Local firms are working on the projects, Reiter said, but some of the biggest contracts have gone to firms from outside the area. The Boldt Co., Appleton, landed the Midelfort job.
But there are exceptions to the rule. Dan Market, CEO of Market & Johnson Inc., Eau Claire, said his company won work for Nestle.
“We probably have more employees working now than in the last few years,” he said. “By mid-2010, it’ll be lower.”
At that point, Market said, work on the Nestle plant expansion will be over. He said his was the only local firm interviewed for the job.
But, Market said, companies from Minnesota and eastern Wisconsin are submitting bids and landing contracts for any projects that come up.
“The competition on bid projects has increased three or fourfold,” he said. “It’s not surprising. In the past, you’d see three to five bidders for a major project, and today it’s a dozen or 15.”
For example, Fond du Lac-based C.D. Smith Construction Inc. has job sites in La Crosse. Shaw-Lundquist Associates Inc., St. Paul, Minn., is working on a two-year, $29.5 million job at the University of Wisconsin-Stout in Menomonie.
Dave LaPree, Shaw-Lundquist’s senior project manager, said the company saw the potential for public and private work in northwest Wisconsin and opened an office in Hudson. He said the office is not part of a short-term strategy.
“We are here to stay,” LaPree said, “barring any drastic cuts in our budget.”
LaPree is in charge of the Hudson office, he said, and the intention is for him to work on marketing, estimating and project development.
“The idea is I would have a self-sustained office here,” he said. “Things as they are, it’s pretty tough out there. We’re trying to ride out the bad times.”
The UW-Stout job was Shaw-Lundquist’s first for the state of Wisconsin in recent years, LaPree said, but it is not unusual for the company to look east of the Mississippi River for work.
“People recognize when work slows in one area, people stretch out to expand their area,” he said.
Wisconsin companies are expanding their areas as well.
“There’s more construction taking place in La Crosse, Wisconsin, than in Fond du Lac, Wisconsin,” said Michael Krolczyk, C.D. Smith’s director of construction services. “There’s construction there at the city, the county and the university.”
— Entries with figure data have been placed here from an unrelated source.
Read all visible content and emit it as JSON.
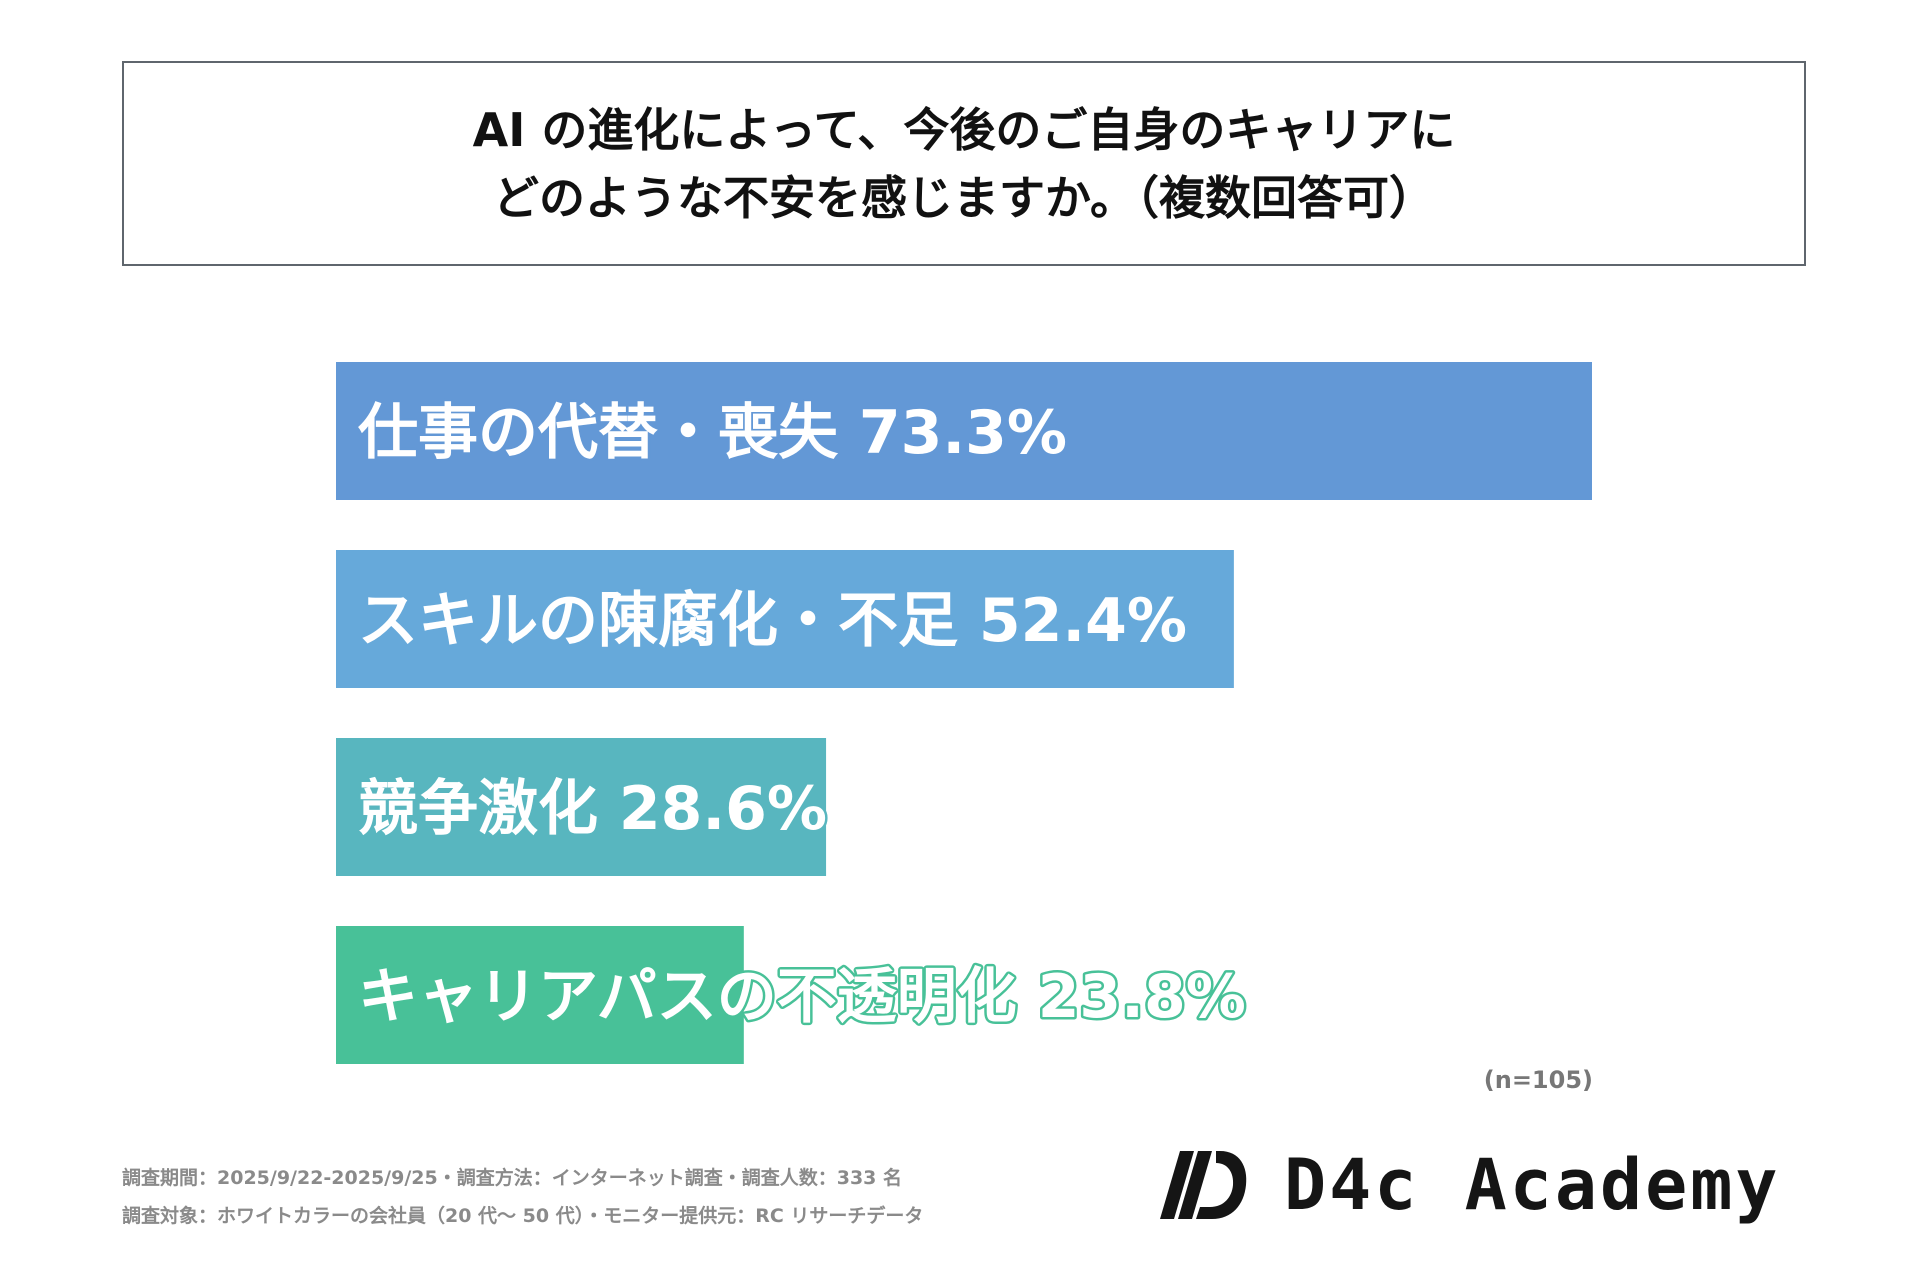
{
  "title": {
    "line1": "AI の進化によって、今後のご自身のキャリアに",
    "line2": "どのような不安を感じますか。（複数回答可）"
  },
  "chart_data": {
    "type": "bar",
    "orientation": "horizontal",
    "categories": [
      "仕事の代替・喪失",
      "スキルの陳腐化・不足",
      "競争激化",
      "キャリアパスの不透明化"
    ],
    "values": [
      73.3,
      52.4,
      28.6,
      23.8
    ],
    "value_labels": [
      "73.3%",
      "52.4%",
      "28.6%",
      "23.8%"
    ],
    "colors": [
      "#6398d6",
      "#66a9da",
      "#58b6bf",
      "#48c198"
    ],
    "xlim": [
      0,
      73.3
    ],
    "grid": false
  },
  "sample_note": "(n=105)",
  "footnotes": {
    "line1": "調査期間：2025/9/22-2025/9/25・調査方法：インターネット調査・調査人数：333 名",
    "line2": "調査対象：ホワイトカラーの会社員（20 代〜 50 代）・モニター提供元：RC リサーチデータ"
  },
  "logo": {
    "text": "D4c Academy",
    "icon": "d4c-logo-icon"
  }
}
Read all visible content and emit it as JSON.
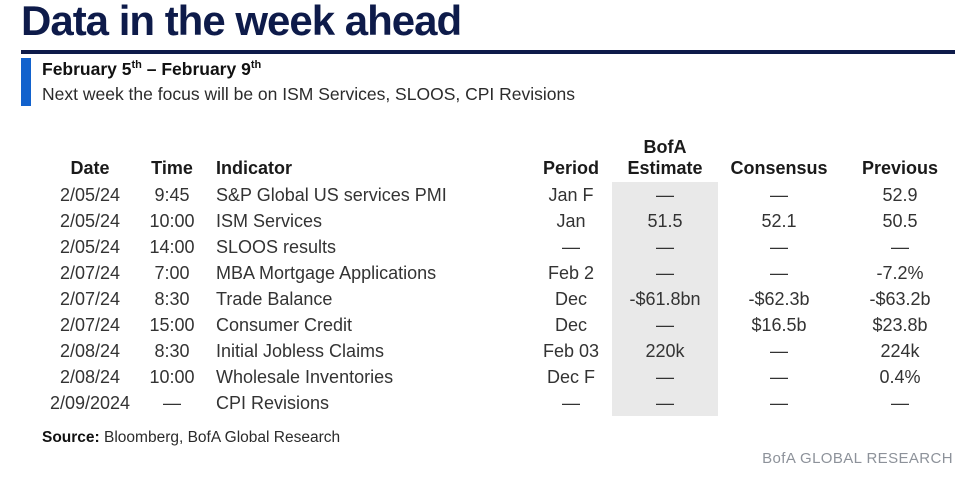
{
  "title": "Data in the week ahead",
  "subtitle": {
    "part1": "February 5",
    "sup1": "th",
    "part2": " – February 9",
    "sup2": "th",
    "note": "Next week the focus will be on ISM Services, SLOOS, CPI Revisions"
  },
  "table": {
    "headers": {
      "date": "Date",
      "time": "Time",
      "indicator": "Indicator",
      "period": "Period",
      "estimate_line1": "BofA",
      "estimate_line2": "Estimate",
      "consensus": "Consensus",
      "previous": "Previous"
    },
    "rows": [
      [
        "2/05/24",
        "9:45",
        "S&P Global US services PMI",
        "Jan F",
        "—",
        "—",
        "52.9"
      ],
      [
        "2/05/24",
        "10:00",
        "ISM Services",
        "Jan",
        "51.5",
        "52.1",
        "50.5"
      ],
      [
        "2/05/24",
        "14:00",
        "SLOOS results",
        "—",
        "—",
        "—",
        "—"
      ],
      [
        "2/07/24",
        "7:00",
        "MBA Mortgage Applications",
        "Feb 2",
        "—",
        "—",
        "-7.2%"
      ],
      [
        "2/07/24",
        "8:30",
        "Trade Balance",
        "Dec",
        "-$61.8bn",
        "-$62.3b",
        "-$63.2b"
      ],
      [
        "2/07/24",
        "15:00",
        "Consumer Credit",
        "Dec",
        "—",
        "$16.5b",
        "$23.8b"
      ],
      [
        "2/08/24",
        "8:30",
        "Initial Jobless Claims",
        "Feb 03",
        "220k",
        "—",
        "224k"
      ],
      [
        "2/08/24",
        "10:00",
        "Wholesale Inventories",
        "Dec F",
        "—",
        "—",
        "0.4%"
      ],
      [
        "2/09/2024",
        "—",
        "CPI Revisions",
        "—",
        "—",
        "—",
        "—"
      ]
    ]
  },
  "source": {
    "label": "Source:",
    "text": " Bloomberg, BofA Global Research"
  },
  "brand": "BofA GLOBAL RESEARCH",
  "colors": {
    "title_navy": "#0e1b4a",
    "accent_blue": "#1262cd",
    "estimate_highlight": "#e9e9e9",
    "body_text": "#333333",
    "brand_gray": "#8d929a"
  }
}
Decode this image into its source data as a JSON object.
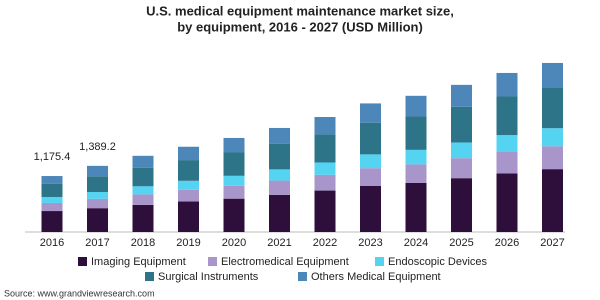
{
  "chart_data": {
    "type": "stacked-bar",
    "title": "U.S. medical equipment maintenance market size,",
    "subtitle": "by equipment, 2016 - 2027 (USD Million)",
    "categories": [
      "2016",
      "2017",
      "2018",
      "2019",
      "2020",
      "2021",
      "2022",
      "2023",
      "2024",
      "2025",
      "2026",
      "2027"
    ],
    "series": [
      {
        "name": "Imaging Equipment",
        "color": "#2e0f3c",
        "values": [
          440,
          500,
          570,
          640,
          700,
          780,
          870,
          970,
          1030,
          1130,
          1230,
          1320
        ]
      },
      {
        "name": "Electromedical Equipment",
        "color": "#a895c9",
        "values": [
          170,
          195,
          220,
          245,
          270,
          300,
          330,
          370,
          390,
          420,
          450,
          480
        ]
      },
      {
        "name": "Endoscopic Devices",
        "color": "#55d4f2",
        "values": [
          125,
          145,
          170,
          190,
          210,
          235,
          260,
          290,
          305,
          330,
          355,
          380
        ]
      },
      {
        "name": "Surgical Instruments",
        "color": "#2e7489",
        "values": [
          275,
          330,
          390,
          435,
          490,
          540,
          590,
          665,
          700,
          750,
          810,
          860
        ]
      },
      {
        "name": "Others Medical Equipment",
        "color": "#4d86b8",
        "values": [
          165.4,
          219.2,
          250,
          280,
          305,
          330,
          365,
          405,
          435,
          460,
          495,
          510
        ]
      }
    ],
    "annotations": [
      {
        "category": "2016",
        "value": 1175.4,
        "label": "1,175.4"
      },
      {
        "category": "2017",
        "value": 1389.2,
        "label": "1,389.2"
      }
    ],
    "source": "Source: www.grandviewresearch.com"
  }
}
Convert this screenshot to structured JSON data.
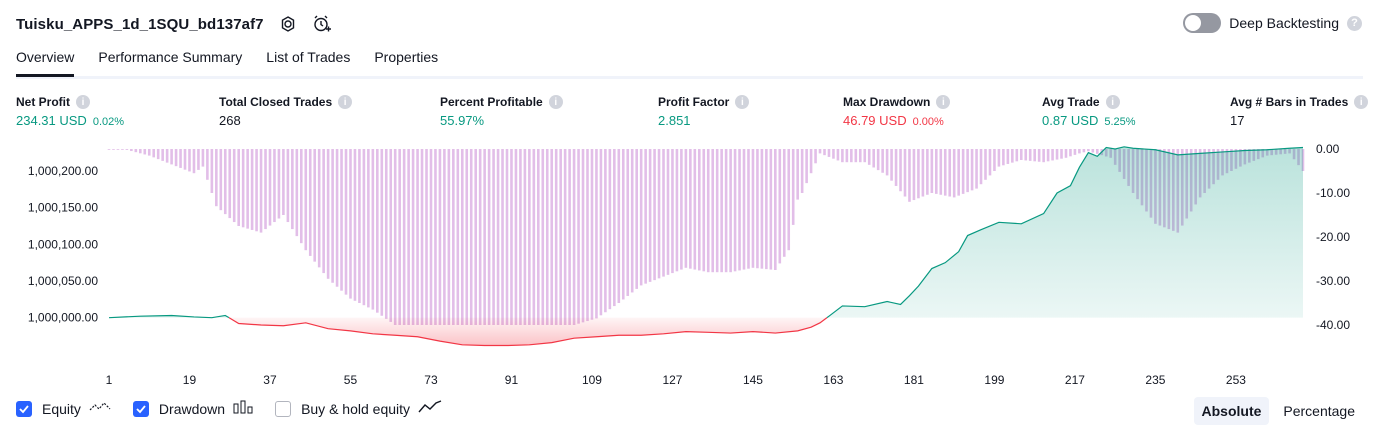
{
  "header": {
    "title": "Tuisku_APPS_1d_1SQU_bd137af7",
    "deep_backtesting_label": "Deep Backtesting",
    "deep_backtesting_enabled": false
  },
  "tabs": [
    {
      "label": "Overview",
      "active": true
    },
    {
      "label": "Performance Summary",
      "active": false
    },
    {
      "label": "List of Trades",
      "active": false
    },
    {
      "label": "Properties",
      "active": false
    }
  ],
  "metrics": [
    {
      "label": "Net Profit",
      "value": "234.31 USD",
      "pct": "0.02%",
      "color": "#089981"
    },
    {
      "label": "Total Closed Trades",
      "value": "268",
      "pct": "",
      "color": "#131722"
    },
    {
      "label": "Percent Profitable",
      "value": "55.97%",
      "pct": "",
      "color": "#089981"
    },
    {
      "label": "Profit Factor",
      "value": "2.851",
      "pct": "",
      "color": "#089981"
    },
    {
      "label": "Max Drawdown",
      "value": "46.79 USD",
      "pct": "0.00%",
      "color": "#f23645"
    },
    {
      "label": "Avg Trade",
      "value": "0.87 USD",
      "pct": "5.25%",
      "color": "#089981"
    },
    {
      "label": "Avg # Bars in Trades",
      "value": "17",
      "pct": "",
      "color": "#131722"
    }
  ],
  "chart_data": {
    "type": "line",
    "left_axis": {
      "ticks": [
        "1,000,000.00",
        "1,000,050.00",
        "1,000,100.00",
        "1,000,150.00",
        "1,000,200.00"
      ],
      "ylim": [
        999990,
        1000230
      ]
    },
    "right_axis": {
      "ticks": [
        "0.00",
        "-10.00",
        "-20.00",
        "-30.00",
        "-40.00"
      ],
      "ylim": [
        -40,
        0
      ]
    },
    "x_ticks": [
      "1",
      "19",
      "37",
      "55",
      "73",
      "91",
      "109",
      "127",
      "145",
      "163",
      "181",
      "199",
      "217",
      "235",
      "253"
    ],
    "series": [
      {
        "name": "Equity",
        "color_positive": "#089981",
        "color_negative": "#f23645",
        "baseline": 1000000,
        "x": [
          1,
          8,
          15,
          20,
          24,
          27,
          30,
          35,
          40,
          45,
          50,
          55,
          60,
          65,
          70,
          75,
          80,
          85,
          90,
          95,
          100,
          105,
          110,
          115,
          120,
          125,
          130,
          135,
          140,
          145,
          150,
          155,
          158,
          160,
          162,
          165,
          170,
          175,
          178,
          180,
          182,
          185,
          188,
          191,
          193,
          196,
          200,
          205,
          210,
          213,
          216,
          218,
          220,
          222,
          224,
          226,
          228,
          230,
          235,
          240,
          245,
          250,
          255,
          260,
          265,
          268
        ],
        "values": [
          1000000,
          1000002,
          1000003,
          1000001,
          1000000,
          1000003,
          999992,
          999990,
          999989,
          999993,
          999985,
          999982,
          999978,
          999976,
          999974,
          999968,
          999963,
          999962,
          999962,
          999963,
          999966,
          999972,
          999974,
          999976,
          999976,
          999978,
          999981,
          999980,
          999979,
          999981,
          999979,
          999982,
          999987,
          999993,
          1000002,
          1000016,
          1000015,
          1000022,
          1000018,
          1000030,
          1000043,
          1000067,
          1000075,
          1000090,
          1000112,
          1000120,
          1000130,
          1000128,
          1000142,
          1000170,
          1000180,
          1000205,
          1000225,
          1000220,
          1000232,
          1000230,
          1000233,
          1000231,
          1000229,
          1000222,
          1000224,
          1000226,
          1000228,
          1000229,
          1000231,
          1000232
        ]
      },
      {
        "name": "Drawdown",
        "color": "#ce93d8",
        "x": [
          1,
          5,
          10,
          15,
          20,
          22,
          25,
          30,
          35,
          40,
          45,
          50,
          55,
          60,
          65,
          70,
          75,
          80,
          85,
          90,
          95,
          100,
          105,
          110,
          115,
          120,
          125,
          130,
          135,
          140,
          145,
          150,
          153,
          155,
          156,
          160,
          165,
          170,
          175,
          180,
          185,
          190,
          195,
          200,
          205,
          210,
          215,
          218,
          220,
          225,
          230,
          235,
          240,
          245,
          250,
          255,
          260,
          265,
          268
        ],
        "values": [
          0,
          -0.2,
          -1.5,
          -3.5,
          -5.5,
          -4,
          -13,
          -17.5,
          -19,
          -15,
          -23,
          -29.5,
          -34,
          -36.5,
          -40,
          -40,
          -40,
          -40,
          -40,
          -40,
          -40,
          -40,
          -40,
          -38.5,
          -35,
          -31,
          -29,
          -27,
          -28,
          -28,
          -27,
          -27.5,
          -23,
          -11.5,
          -10,
          -1,
          -3,
          -3,
          -6,
          -12,
          -10,
          -11,
          -9,
          -4,
          -2.5,
          -3,
          -2,
          -1,
          -0.5,
          -2,
          -10,
          -17,
          -19,
          -11,
          -6,
          -3.5,
          -1.5,
          -1,
          -5
        ]
      }
    ],
    "legend": [
      "Equity",
      "Drawdown",
      "Buy & hold equity"
    ]
  },
  "legend": {
    "items": [
      {
        "label": "Equity",
        "checked": true
      },
      {
        "label": "Drawdown",
        "checked": true
      },
      {
        "label": "Buy & hold equity",
        "checked": false
      }
    ]
  },
  "mode": {
    "absolute": "Absolute",
    "percentage": "Percentage",
    "selected": "Absolute"
  }
}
And traveling for jobs does not necessarily mean companies are outside of their typical territories.
“We’ve got employees that live in that region,” Krolczyk said, “and we do look at it like a local project.”
Given the scope of C.D. Smith’s reach, he said, La Crosse is a far shorter distance to travel from Fond du Lac than to company job sites in California, Missouri or Maine.
In Eau Claire, Boldt is following similar principles with its work at the hospital. The contractor and hospital owner worked together in 2005, and Boldt was one of a limited number of companies from whom the hospital solicited bids.
“We’ve targeted western Wisconsin and eastern Minnesota because there’s a potential for a lot of work here in medical and industrial,” said Jason Krueger, Boldt’s on-site project manager. “We don’t go into an area and be a big bully. We try to partner with local companies.
“We understand how important it is to stay established. That’s how we started.”
At last count, Krueger said, 45 to 50 percent of the work force on the Luther Midelfort job came from within 75 miles of the project.
Yet some firms based in and around the region still are feeling the pinch from the increased competition.
Wieser Brothers General Contractor Inc. is based in La Crescent, Minn., just across the state border from La Crosse. About 70 percent of the firm’s work is done in Wisconsin, and La Crosse city officials consider the firm to be local.
Company President Jeff Wieser said there are three to four times as many companies submitting bids.
“There isn’t as much work in the big metro areas,” he said. “Our work in this part of the state, we’re holding steady. We didn’t boom like everybody else did, but we’re doing all right.”
But the increased attention to every bid, Wieser said, makes it harder to win contracts.
“It’s just tough out there,” he said.